Traction related complications are rare as reported in the literature [4,5]. In the study by Lewis et al. [5], the application of traction led to changes in motor evoked potentials (MEPs) in more severe and stiff AIS curves. In these patients, MEP changes responded immediately by decreasing or removing the traction weight and as a result, there were no long-term permanent neurologic damages. The traction protocol in that study was approximately 20% of body weight (to a maximum of 15 lb) through the Gardner-Wells tongs and 50% of body weight (to a maximum of 65 lb) evenly distributed between the bilateral femurs was used. In this study, there were no traction related complications and protocol used was an application of weight in 5 lb increment every 5 minutes with maximum weight not more than 15% of the bodyweight at head end and each limb ensuring no neuromonitoring changes after each increment. In the case of pelvic obliquity, maximum up to 20% of the bodyweight on the higher side, 10% on the lower side.

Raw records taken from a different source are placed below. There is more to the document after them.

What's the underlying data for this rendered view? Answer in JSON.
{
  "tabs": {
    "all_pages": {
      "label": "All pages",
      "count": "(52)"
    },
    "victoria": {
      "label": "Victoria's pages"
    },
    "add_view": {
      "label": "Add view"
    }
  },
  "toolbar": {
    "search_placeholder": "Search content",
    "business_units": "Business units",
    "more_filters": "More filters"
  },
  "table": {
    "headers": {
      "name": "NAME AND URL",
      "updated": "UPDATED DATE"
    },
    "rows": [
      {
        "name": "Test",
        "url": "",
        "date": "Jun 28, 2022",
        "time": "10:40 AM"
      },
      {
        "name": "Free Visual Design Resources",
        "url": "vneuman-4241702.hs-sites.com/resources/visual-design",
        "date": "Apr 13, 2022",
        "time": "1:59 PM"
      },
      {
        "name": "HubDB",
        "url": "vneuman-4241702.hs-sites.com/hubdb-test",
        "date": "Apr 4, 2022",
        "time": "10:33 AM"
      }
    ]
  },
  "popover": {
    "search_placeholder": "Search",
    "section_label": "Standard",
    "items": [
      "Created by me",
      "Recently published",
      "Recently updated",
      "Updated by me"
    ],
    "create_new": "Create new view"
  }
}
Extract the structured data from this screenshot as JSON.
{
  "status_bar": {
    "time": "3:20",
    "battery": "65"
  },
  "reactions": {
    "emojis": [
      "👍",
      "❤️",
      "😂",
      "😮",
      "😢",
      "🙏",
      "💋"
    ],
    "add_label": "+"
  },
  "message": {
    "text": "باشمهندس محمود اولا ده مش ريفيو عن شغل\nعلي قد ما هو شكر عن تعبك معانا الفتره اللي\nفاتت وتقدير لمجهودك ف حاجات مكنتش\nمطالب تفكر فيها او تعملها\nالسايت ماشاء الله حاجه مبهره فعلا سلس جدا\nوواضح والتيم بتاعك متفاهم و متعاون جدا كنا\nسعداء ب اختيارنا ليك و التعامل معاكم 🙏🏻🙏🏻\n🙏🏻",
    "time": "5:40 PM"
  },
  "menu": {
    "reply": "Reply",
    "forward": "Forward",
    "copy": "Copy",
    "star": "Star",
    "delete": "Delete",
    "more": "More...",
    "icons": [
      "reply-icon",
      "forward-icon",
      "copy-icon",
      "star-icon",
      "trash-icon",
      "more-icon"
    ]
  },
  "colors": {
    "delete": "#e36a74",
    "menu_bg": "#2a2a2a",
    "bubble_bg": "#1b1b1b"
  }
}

The strength of the study is use of a standard traction protocol for all patients. Secondly, both groups were matched in terms of preoperative flexibility and comparison was made with similar pedicle screw construct performed with a posterior approach making both groups comparable preoperatively. The weaknesses of this study include it is a retrospective analysis, a relative low number of patients with NM scoliosis and data includes surgeries by two surgeons with different correction techniques.
Conclusion
Intraoperative traction is a safe and an effective tool which gives better curve correction in cases of AIS and NM scoliosis without causing any significant impact on the blood loss or traction related complications like neuromonitoring changes or pin tract infections.
Conflict of Interest
Dr. Hurray, Dr. Padhye and Dr. Orlik have no conflicts of interest to declare.